Other members of Kamuh’s family had similar encounters because of their religious beliefs. Kamuh’s father, Evert, received death threats because of his position as a pastor in the Seventh Day Adventist Church. In April 2001, one of Evert’s former students warned him that Muslim militants were planning to burn Evert’s house; Evert called the police. Shortly thereafter, two men approached Evert on a bus and told him to stop “Christianizing” young Muslims through his English classes. The men also demanded that Evert pay them two million rupiahs for “teaching Christianity” to Muslim students.

In December 1998, Kamuh’s brother Daniel was staying in Ambon, at a hotel, when religious rioting broke out in the city. The owner of the hotel told Daniel to stay in his room for his own safety. Daniel hid in the hotel for three or four days and then escaped with the help of police. Kamuh also reported that his sister was robbed by a group of men who stopped her on the street, ascertained that she was Christian, and then further harassed her. Additionally, in January 2002, Kamuh’s uncle was hit in the stomach by a stone thrown by Muslim militants who had boarded his train looking for Christians.

Kamuh obtained his tourist visa to come to the United States on October 1, 2002. Following the November 2002 incident, he made the final decision to leave Indonesia and departed for the United States on December 7, 2002. Kamuh’s father had preceded him, arriving in the United States in 2001. Kamuh’s brother Daniel and his mother have remained in Indonesia. Kamuh explained that Daniel is well protected by the American corporation for which he works and that his mother is periodically in hiding, but remains in Indonesia because she has been unable to obtain a visa.

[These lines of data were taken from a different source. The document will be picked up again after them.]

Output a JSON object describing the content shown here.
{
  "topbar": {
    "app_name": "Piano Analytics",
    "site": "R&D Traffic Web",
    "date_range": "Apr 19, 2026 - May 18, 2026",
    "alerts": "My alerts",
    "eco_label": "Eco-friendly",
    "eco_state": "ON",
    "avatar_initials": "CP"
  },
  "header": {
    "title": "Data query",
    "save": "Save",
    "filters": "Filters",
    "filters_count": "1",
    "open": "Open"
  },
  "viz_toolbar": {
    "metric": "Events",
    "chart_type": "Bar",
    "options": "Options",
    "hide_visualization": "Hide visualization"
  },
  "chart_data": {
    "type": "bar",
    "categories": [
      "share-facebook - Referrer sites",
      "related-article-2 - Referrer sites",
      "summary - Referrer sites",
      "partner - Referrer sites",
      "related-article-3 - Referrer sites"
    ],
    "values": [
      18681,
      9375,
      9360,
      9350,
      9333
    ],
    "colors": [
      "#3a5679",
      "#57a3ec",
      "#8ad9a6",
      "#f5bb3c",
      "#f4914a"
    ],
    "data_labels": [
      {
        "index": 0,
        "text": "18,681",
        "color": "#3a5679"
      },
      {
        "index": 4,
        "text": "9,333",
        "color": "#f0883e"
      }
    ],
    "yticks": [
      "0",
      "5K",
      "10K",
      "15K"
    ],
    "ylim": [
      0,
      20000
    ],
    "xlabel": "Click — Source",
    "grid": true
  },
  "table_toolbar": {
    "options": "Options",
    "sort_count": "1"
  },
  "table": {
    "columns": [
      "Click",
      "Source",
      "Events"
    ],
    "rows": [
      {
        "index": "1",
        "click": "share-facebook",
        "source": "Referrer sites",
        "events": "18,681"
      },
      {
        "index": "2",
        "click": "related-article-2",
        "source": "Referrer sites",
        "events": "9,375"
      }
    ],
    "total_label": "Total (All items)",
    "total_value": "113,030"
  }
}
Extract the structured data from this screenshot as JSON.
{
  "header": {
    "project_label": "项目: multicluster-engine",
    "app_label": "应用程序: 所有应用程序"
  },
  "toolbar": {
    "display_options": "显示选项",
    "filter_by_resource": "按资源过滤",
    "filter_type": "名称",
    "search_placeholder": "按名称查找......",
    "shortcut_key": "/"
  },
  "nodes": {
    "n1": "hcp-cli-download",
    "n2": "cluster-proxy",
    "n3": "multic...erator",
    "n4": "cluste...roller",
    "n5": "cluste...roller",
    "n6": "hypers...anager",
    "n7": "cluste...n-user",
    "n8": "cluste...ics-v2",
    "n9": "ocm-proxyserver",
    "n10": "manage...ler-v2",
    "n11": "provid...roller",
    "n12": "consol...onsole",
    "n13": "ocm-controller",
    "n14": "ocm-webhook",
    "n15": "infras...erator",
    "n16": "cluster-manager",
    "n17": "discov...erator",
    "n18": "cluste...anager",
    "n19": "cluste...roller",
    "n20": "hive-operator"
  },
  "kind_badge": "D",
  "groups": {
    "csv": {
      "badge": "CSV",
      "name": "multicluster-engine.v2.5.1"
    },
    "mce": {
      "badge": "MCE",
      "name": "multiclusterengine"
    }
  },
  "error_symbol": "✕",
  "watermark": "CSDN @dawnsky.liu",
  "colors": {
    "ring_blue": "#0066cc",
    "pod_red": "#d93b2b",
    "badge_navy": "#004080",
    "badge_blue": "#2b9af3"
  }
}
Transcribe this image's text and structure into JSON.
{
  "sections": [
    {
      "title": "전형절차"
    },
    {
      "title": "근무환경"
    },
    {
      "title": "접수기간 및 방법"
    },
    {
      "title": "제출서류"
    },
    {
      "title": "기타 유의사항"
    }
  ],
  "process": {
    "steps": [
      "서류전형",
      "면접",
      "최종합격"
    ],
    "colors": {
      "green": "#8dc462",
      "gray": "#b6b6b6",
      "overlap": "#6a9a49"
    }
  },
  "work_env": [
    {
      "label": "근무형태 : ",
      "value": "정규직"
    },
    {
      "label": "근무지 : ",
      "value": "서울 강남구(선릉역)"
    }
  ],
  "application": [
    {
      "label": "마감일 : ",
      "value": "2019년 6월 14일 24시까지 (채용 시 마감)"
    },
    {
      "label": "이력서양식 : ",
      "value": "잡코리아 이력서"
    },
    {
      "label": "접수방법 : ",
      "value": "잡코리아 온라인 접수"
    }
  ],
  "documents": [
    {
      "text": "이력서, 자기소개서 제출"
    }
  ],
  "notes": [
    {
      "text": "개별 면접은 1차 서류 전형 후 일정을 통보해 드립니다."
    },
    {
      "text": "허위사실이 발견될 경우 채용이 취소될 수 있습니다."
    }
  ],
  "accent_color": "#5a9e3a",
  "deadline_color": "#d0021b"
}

Having heard this account, the IJ concluded that although Kamuh’s testimony was credible, he had not established that the incidents he described rose to the level of past persecution or established an objectively reasonable fear of future persecution. The IJ also found that Kamuh had failed to establish that the Indonesian government was unwilling or unable to control the Muslim militants. The IJ further concluded that Kamuh did not qualify for withholding of removal or protection under the CAT, noting that these require a higher level of proof than the asylum claim. 2 The IJ granted Kamuh voluntary departure. Kamuh appealed to the BIA, which briefly stated its agreement with the IJ’s conclusions and dismissed the appeal. This timely petition followed.

*10 II.

When the BIA adopts and affirms the IJ’s ruling, but also discusses some of the bases for the IJ’s opinion, we consider both the IJ’s and BIA’s opinions in our review. Zheng v. Gonzales, 475 F.3d 30, 33 (1st Cir.2007).